Acorrentados pelos pulsos, alguns cobrindo o corpo com a bandeira brasileira, 40 vendedores ambulantes iniciaram, às 6 horas de ontem, uma greve de fome para protestar contra a retirada de suas barracas no Largo da Concórdia, centro de São Paulo, pela Prefeitura. Em fila indiana, uns em pé, outros sentados em cadeiras ou nas calçadas enfrentavam o sol forte. Três camelôs - um homem e duas mulheres - não aguentaram o sacrifício e desmaiaram, sob os olhares indiferentes de uma equipe da Rondas Municipais (Romu) da Guarda Civil Metropolitana.
Depois de socorridos por amigos, os três foram levados para suas casas. Às 15h30, o grupo fez uma reunião com o coordenador Afonso José da Silva, do Sindicato dos Camelôs Independentes, que também estava acorrentado. Todos decidiram continuar com a manifestação, apesar do calor e da fome. ‘‘Vamos prosseguir com o protesto até que tenhamos sucesso, com o prefeito atendendo as nossas reivindicações’’, garantia Silva.

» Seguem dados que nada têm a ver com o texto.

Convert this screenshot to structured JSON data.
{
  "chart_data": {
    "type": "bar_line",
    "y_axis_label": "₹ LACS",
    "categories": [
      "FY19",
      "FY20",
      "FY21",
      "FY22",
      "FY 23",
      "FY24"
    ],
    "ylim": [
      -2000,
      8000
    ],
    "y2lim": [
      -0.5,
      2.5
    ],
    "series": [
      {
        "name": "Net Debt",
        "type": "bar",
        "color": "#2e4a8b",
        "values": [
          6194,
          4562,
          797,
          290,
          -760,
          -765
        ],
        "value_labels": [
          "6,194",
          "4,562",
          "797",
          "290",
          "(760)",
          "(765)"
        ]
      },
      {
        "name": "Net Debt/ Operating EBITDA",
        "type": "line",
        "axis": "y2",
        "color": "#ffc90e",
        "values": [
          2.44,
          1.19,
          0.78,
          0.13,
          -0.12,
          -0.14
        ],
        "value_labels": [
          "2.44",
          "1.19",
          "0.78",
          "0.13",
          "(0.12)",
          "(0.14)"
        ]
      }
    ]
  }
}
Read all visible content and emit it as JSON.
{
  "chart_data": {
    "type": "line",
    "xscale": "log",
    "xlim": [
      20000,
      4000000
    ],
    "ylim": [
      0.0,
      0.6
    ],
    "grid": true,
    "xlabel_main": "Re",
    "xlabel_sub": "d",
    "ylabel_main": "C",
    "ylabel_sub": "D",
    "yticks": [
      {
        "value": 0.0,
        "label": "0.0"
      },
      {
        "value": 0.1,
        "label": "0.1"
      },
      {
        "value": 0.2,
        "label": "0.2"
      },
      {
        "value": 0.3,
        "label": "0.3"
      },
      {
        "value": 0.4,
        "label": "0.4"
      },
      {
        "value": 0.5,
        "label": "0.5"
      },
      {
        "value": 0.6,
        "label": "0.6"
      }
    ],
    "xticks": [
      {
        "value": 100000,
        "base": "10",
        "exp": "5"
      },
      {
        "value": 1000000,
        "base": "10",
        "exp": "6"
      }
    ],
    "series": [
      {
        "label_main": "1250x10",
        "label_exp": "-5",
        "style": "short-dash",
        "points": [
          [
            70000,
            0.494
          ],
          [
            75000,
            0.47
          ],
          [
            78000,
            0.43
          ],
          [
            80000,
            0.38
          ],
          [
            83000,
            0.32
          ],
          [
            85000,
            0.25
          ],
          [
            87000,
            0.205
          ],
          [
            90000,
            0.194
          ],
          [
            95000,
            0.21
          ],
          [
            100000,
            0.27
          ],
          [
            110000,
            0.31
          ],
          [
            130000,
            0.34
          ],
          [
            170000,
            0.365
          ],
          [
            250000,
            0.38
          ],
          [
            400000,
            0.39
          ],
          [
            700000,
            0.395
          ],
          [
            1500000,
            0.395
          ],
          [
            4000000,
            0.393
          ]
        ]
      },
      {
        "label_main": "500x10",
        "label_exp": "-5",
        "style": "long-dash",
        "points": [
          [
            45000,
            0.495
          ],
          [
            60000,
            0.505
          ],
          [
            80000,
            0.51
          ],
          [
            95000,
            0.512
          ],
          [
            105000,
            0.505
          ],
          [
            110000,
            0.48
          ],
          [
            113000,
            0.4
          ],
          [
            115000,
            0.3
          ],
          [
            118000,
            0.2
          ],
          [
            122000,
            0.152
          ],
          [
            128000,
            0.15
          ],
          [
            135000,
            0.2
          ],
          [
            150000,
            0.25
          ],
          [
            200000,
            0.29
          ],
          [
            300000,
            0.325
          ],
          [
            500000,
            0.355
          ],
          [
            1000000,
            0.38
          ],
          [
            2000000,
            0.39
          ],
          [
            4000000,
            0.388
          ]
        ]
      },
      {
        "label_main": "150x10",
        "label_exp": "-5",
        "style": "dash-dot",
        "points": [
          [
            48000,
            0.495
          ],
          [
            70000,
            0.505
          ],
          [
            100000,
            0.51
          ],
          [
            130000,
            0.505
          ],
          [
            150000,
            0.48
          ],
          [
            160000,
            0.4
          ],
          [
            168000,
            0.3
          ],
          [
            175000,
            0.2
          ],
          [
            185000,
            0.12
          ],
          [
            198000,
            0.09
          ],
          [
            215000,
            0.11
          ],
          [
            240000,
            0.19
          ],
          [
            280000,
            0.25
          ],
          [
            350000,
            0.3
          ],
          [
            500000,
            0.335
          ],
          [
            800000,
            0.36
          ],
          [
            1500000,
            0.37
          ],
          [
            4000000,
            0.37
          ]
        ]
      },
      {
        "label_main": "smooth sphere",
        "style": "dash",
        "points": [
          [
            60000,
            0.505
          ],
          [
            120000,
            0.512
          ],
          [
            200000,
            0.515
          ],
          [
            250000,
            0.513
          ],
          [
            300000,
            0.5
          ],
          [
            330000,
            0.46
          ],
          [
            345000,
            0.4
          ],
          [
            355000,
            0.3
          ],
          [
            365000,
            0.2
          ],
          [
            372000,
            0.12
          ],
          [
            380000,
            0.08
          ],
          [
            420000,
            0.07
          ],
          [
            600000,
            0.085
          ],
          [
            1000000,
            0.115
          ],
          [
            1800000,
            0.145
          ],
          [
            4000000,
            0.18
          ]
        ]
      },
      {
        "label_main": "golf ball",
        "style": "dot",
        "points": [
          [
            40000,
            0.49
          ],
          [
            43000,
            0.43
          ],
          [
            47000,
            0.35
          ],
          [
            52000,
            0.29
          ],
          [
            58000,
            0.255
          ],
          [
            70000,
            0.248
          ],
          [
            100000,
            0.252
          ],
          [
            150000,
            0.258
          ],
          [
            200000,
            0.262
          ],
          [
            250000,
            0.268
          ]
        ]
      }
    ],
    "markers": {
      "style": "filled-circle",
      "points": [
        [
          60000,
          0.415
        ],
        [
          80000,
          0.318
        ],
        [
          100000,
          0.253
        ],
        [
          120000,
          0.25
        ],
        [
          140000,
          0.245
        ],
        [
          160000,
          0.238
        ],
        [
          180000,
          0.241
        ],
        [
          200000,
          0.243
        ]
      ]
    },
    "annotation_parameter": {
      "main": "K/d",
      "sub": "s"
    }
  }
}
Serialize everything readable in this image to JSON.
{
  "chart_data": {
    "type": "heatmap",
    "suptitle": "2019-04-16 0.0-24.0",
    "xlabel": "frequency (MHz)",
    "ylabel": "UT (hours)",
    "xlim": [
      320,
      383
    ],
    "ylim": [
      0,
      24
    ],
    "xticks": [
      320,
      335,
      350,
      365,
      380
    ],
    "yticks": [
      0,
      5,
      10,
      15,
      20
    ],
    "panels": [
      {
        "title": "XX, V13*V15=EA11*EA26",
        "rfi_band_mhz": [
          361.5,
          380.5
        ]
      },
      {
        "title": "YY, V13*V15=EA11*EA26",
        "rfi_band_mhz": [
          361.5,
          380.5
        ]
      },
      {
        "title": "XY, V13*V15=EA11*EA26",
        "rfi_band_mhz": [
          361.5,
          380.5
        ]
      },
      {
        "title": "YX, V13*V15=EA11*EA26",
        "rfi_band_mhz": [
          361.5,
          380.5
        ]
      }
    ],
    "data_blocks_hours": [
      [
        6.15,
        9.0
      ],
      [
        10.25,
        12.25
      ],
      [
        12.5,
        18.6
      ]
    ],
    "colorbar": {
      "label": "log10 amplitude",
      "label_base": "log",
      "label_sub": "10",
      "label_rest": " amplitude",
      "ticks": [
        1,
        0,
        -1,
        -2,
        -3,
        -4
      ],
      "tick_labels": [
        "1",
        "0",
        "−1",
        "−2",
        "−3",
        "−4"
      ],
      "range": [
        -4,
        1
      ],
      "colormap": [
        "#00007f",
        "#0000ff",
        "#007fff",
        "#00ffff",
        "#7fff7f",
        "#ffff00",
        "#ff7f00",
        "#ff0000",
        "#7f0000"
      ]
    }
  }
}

Enquanto ele falava, a ambulante Ana Maria Gaques, de 50 anos, sofreu uma tontura e precisou ser amparada pelas colegas para não cair. ‘‘Estou sem comer desde as 10 horas de hoje (ontem), disse depois de lhe terem arrumado uma cadeira. ‘‘Mesmo assim vou continuar aqui’’,diz.
Ela contou que fiscais da prefeitura e guardas municipais a retiraram no dia 24 de agosto da Rua Saião Lobato, no Brás, onde tinha uma barraca de lingerie. Com o que ganhava dava para cuidar de cinco filhos e quatro netos. Transferida para o bolsão do Largo da Concórdia, não conseguiu os mesmos rendimentos. ‘‘No sábado vendi apenas R$ 5,00’’, disse. ‘‘Com esse dinheiro não dá para tomar um lanche aqui e nem para levar comida para casa’’, afirmou. ‘‘Se for para passar fome assim, prefiro ficar sem comer para protestar’’, completou.
Com o objetivo de animar os manifestantes, Silva passou a informação de que o secretário das Administrações Regionais, Domingos Dissei, irá receber às 14 horas de hoje uma comissão de ambulantes para tratar do assunto.
Nesse encontro, o coordenador do sindicato pretende apresentar novamente um projeto para a colocação de 1.503 camelôs que foram retirados de várias ruas do Brás.
‘‘Nós queremos colocar uma barraca a 10 metros de distância uma da outra em frente as colunas das lojas’’, disse. ‘‘As barracas obedeceriam a um projeto paisagístico e urbanístico, decorando as calçadas’’, explicou.
‘‘Na verdade o que eles querem é voltar a ocupar as calçadas, tumultuando as entradas das lojas e fazendo uma concorrência desleal, pois não pagam impostos’’, reclamou um comerciante que pediu para não ser identificado. ‘‘A Prefeitura já criou um bolsão para os ambulantes no meio do Largo da Concórdia; porque eles não vão lᒒ, acrescentou.